Merged models giving error during evaluation

Question

Merged models giving error during evaluation

monk1337 opened this issue 2 months ago · comments

Aaditya Ura (looking for PhD Fall’24) commented 2 months ago

I have merged the models and while using lm-evaluation I am getting following error:

Loading checkpoint shards: 0%| | 0/2 [00:00<?, ?it/s] Traceback (most recent call last): File "/root/miniconda3/envs/py3.10/bin/lm_eval", line 8, in <module> sys.exit(cli_evaluate()) File "/workspace/axolotl/llm_exp/lm-evaluation-harness/lm_eval/__main__.py", line 341, in cli_evaluate results = evaluator.simple_evaluate( File "/workspace/axolotl/llm_exp/lm-evaluation-harness/lm_eval/utils.py", line 288, in _wrapper return fn(*args, **kwargs) File "/workspace/axolotl/llm_exp/lm-evaluation-harness/lm_eval/evaluator.py", line 180, in simple_evaluate lm = lm_eval.api.registry.get_model(model).create_from_arg_string( File "/workspace/axolotl/llm_exp/lm-evaluation-harness/lm_eval/api/model.py", line 134, in create_from_arg_string return cls(**args, **args2) File "/workspace/axolotl/llm_exp/lm-evaluation-harness/lm_eval/models/huggingface.py", line 202, in __init__ self._create_model( File "/workspace/axolotl/llm_exp/lm-evaluation-harness/lm_eval/models/huggingface.py", line 540, in _create_model self._model = self.AUTO_MODEL_CLASS.from_pretrained( File "/root/miniconda3/envs/py3.10/lib/python3.10/site-packages/transformers/models/auto/auto_factory.py", line 563, in from_pretrained return model_class.from_pretrained( File "/root/miniconda3/envs/py3.10/lib/python3.10/site-packages/transformers/modeling_utils.py", line 3562, in from_pretrained ) = cls._load_pretrained_model( File "/root/miniconda3/envs/py3.10/lib/python3.10/site-packages/transformers/modeling_utils.py", line 3989, in _load_pretrained_model new_error_msgs, offload_index, state_dict_index = _load_state_dict_into_meta_model( File "/root/miniconda3/envs/py3.10/lib/python3.10/site-packages/transformers/modeling_utils.py", line 813, in _load_state_dict_into_meta_model set_module_tensor_to_device(model, param_name, param_device, **set_module_kwargs) File "/root/miniconda3/envs/py3.10/lib/python3.10/site-packages/accelerate/utils/modeling.py", line 345, in set_module_tensor_to_device raise ValueError( ValueError: Trying to set a tensor of shape torch.Size([32000, 4096]) in "weight" (which has shape torch.Size([32002, 4096])), this look incorrect.
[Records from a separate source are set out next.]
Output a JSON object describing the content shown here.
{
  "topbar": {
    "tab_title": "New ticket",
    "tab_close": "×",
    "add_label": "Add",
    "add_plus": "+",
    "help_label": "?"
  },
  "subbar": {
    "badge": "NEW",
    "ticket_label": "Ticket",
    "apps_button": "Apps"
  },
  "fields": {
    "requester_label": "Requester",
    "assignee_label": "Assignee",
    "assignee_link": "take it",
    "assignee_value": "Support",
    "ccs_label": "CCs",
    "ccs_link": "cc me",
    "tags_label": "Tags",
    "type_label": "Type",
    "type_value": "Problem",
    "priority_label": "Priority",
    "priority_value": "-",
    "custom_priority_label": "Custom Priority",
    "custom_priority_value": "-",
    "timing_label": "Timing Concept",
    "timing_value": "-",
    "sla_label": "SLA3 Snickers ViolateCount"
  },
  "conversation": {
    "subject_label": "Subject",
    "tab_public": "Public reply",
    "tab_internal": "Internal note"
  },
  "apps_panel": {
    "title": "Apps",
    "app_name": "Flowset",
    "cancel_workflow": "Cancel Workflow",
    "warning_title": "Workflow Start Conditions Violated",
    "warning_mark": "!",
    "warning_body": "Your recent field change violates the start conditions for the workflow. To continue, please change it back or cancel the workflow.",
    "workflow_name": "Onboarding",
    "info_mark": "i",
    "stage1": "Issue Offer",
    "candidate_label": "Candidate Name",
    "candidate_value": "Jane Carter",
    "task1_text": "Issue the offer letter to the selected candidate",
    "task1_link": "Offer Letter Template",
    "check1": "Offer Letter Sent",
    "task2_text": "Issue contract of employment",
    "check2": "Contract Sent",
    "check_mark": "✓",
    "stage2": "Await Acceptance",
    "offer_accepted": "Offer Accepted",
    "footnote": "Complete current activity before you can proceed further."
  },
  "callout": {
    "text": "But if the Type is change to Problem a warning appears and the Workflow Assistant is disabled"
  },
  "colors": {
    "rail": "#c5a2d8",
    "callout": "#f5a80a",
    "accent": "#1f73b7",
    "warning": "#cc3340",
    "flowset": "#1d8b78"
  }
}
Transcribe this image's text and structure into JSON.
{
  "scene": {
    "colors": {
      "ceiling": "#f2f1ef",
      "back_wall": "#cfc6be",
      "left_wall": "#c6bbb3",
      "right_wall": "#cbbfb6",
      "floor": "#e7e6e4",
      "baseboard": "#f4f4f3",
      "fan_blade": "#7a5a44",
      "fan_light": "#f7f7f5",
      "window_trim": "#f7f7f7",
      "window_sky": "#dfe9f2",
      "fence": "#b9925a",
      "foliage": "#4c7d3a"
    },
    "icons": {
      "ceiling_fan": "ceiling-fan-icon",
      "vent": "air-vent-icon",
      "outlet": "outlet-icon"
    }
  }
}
Hailey Schoelkopf · Answer 1 · Wed Apr 17 2024 06:10:43 GMT+0800 (China Standard Time)

Hi!

Might need some more information to help here but it looks like there are 2 added tokens in your model's vocabulary, and either your saved model hasn't retained these 2 extra tokens, or its config file isn't set up to expect the extra tokens.

Aaditya Ura (looking for PhD Fall’24) · Answer 2 · Fri Apr 19 2024 17:33:12 GMT+0800 (China Standard Time)

Hi, the error was due to a padded token and occurred during the merging of the models. I have removed those tokens and set the vocab size to 32000, it's working fine now.